My Camera: Street Photography Settings

This is a part of my “Learn Street Photography Series

Alright, cameras settings! We have Manual mode, P-mode, aperture priority mode: When to use what setting in street photography?

My preferred settings for street photography is P-mode – I use that 70% of the time simply because I can’t bother thinking too much about my camera settings when the ‘decisive moment’ is in front of me.

This photo is impossible to take in P-mode

When I took this photo, the camera setting I used was shutter priority mode. The shutter speed is set to 1 second and everything else is in auto mode.

Long-exposure: Shutter-speed on 1 second.

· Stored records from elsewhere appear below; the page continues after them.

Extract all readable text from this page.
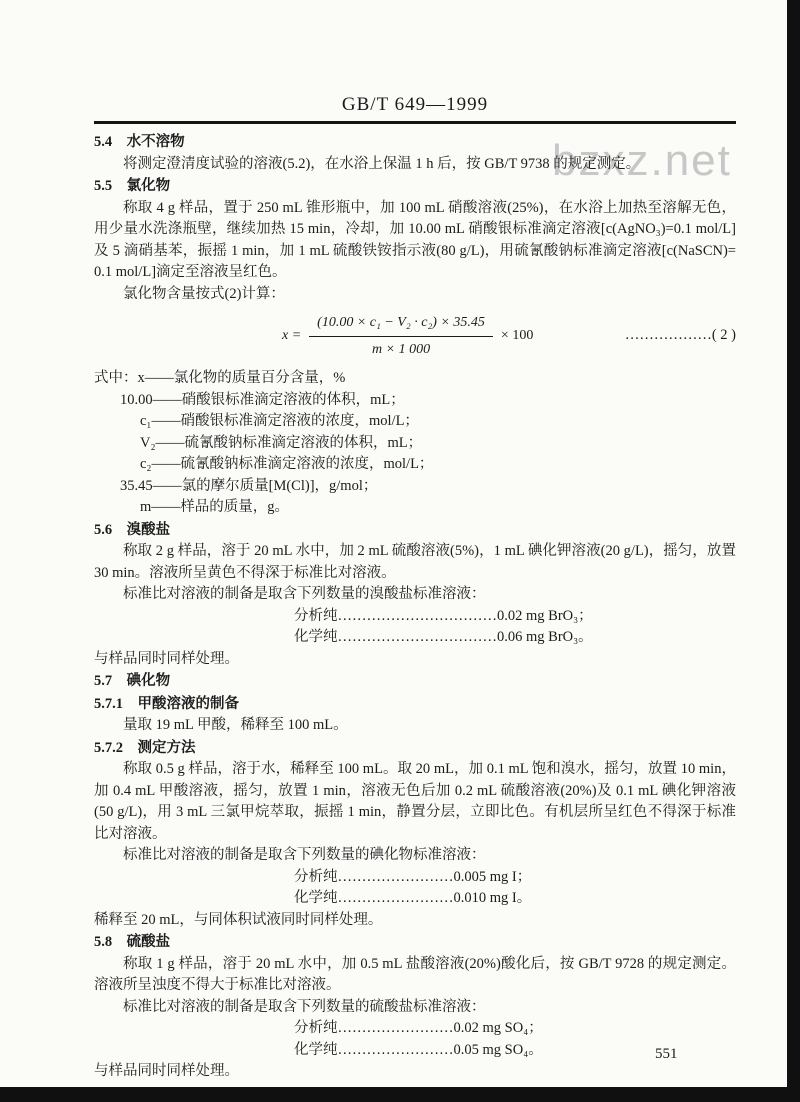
bzxz.net
GB/T 649—1999
5.4　水不溶物
将测定澄清度试验的溶液(5.2)，在水浴上保温 1 h 后，按 GB/T 9738 的规定测定。
5.5　氯化物
称取 4 g 样品，置于 250 mL 锥形瓶中，加 100 mL 硝酸溶液(25%)，在水浴上加热至溶解无色，用少量水洗涤瓶壁，继续加热 15 min，冷却，加 10.00 mL 硝酸银标准滴定溶液[c(AgNO₃)=0.1 mol/L]及 5 滴硝基苯，振摇 1 min，加 1 mL 硫酸铁铵指示液(80 g/L)，用硫氰酸钠标准滴定溶液[c(NaSCN)= 0.1 mol/L]滴定至溶液呈红色。
氯化物含量按式(2)计算：
$x = \frac{\text{(10.00 × c₁ − V₂ · c₂) × 35.45}}{m \times 1 000} \times 100$	………………( 2 )
式中：x——氯化物的质量百分含量，%
10.00——硝酸银标准滴定溶液的体积，mL；
c₁——硝酸银标准滴定溶液的浓度，mol/L；
V₂——硫氰酸钠标准滴定溶液的体积，mL；
c₂——硫氰酸钠标准滴定溶液的浓度，mol/L；
35.45——氯的摩尔质量[M(Cl)]，g/mol；
m——样品的质量，g。
5.6　溴酸盐
称取 2 g 样品，溶于 20 mL 水中，加 2 mL 硫酸溶液(5%)，1 mL 碘化钾溶液(20 g/L)，摇匀，放置 30 min。溶液所呈黄色不得深于标准比对溶液。
标准比对溶液的制备是取含下列数量的溴酸盐标准溶液：
分析纯……………………………0.02 mg BrO₃；
化学纯……………………………0.06 mg BrO₃。
与样品同时同样处理。
5.7　碘化物
5.7.1　甲酸溶液的制备
量取 19 mL 甲酸，稀释至 100 mL。
5.7.2　测定方法
称取 0.5 g 样品，溶于水，稀释至 100 mL。取 20 mL，加 0.1 mL 饱和溴水，摇匀，放置 10 min，加 0.4 mL 甲酸溶液，摇匀，放置 1 min，溶液无色后加 0.2 mL 硫酸溶液(20%)及 0.1 mL 碘化钾溶液(50 g/L)，用 3 mL 三氯甲烷萃取，振摇 1 min，静置分层，立即比色。有机层所呈红色不得深于标准比对溶液。
标准比对溶液的制备是取含下列数量的碘化物标准溶液：
分析纯……………………0.005 mg I；
化学纯……………………0.010 mg I。
稀释至 20 mL，与同体积试液同时同样处理。
5.8　硫酸盐
称取 1 g 样品，溶于 20 mL 水中，加 0.5 mL 盐酸溶液(20%)酸化后，按 GB/T 9728 的规定测定。溶液所呈浊度不得大于标准比对溶液。
标准比对溶液的制备是取含下列数量的硫酸盐标准溶液：
分析纯……………………0.02 mg SO₄；
化学纯……………………0.05 mg SO₄。
与样品同时同样处理。
551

Fujifilm x100f: Long-exposure: ISO 250 Shutter-speed / exposure time of 1 second, Aperture / F-stop : ƒ/16.0 – Focal Length: 23.0 mm

When I shoot with the Fujifilm x100f – my preferred camera for street photography, I use three different settings for street photography.

The Fujifilm x100F comes with three customizable modes. And when you pick your street camera, it’s crucial it has the option to set a minimum shutter speed.

  • Setting 1) The mode I use the most for day-time: 1/250 shutter speed and ISO max of 1600. This setting will tell the camera to never go above 1600 ISO and never go below 1/250 of a second. This helps me avoiding blurry motion by freezing moving targets and keeping the ISO at a decent level.

Street Photography at night

When I’m doing street photography at night, I always go to a max ISO of 12800.

P Mode vs. Aperture mode for street photography

In the past, I would usually just shoot in P-mode – always. Lately, I’ve been experiment a lot more with aperture priority mode to control and master the depth of field (DoF) better.

Focusing: Autofocus, prefocus, AE-L & AF-L

How to focus: This is a tricky thing in street photography because everything moves so fast and your scene is very unpredictable, which is why you should rely a lot on your settings and experience.

AE lock stands for Auto Exposure-Lock. The reason to use AE-L is to lock the exposure where you want and point that camera elsewhere after.

AF lock stands for Auto Focus Lock. The point of using AF-lock, which is something I often use, is to pre-focus at a certain spot, so your next shot will be a lot faster.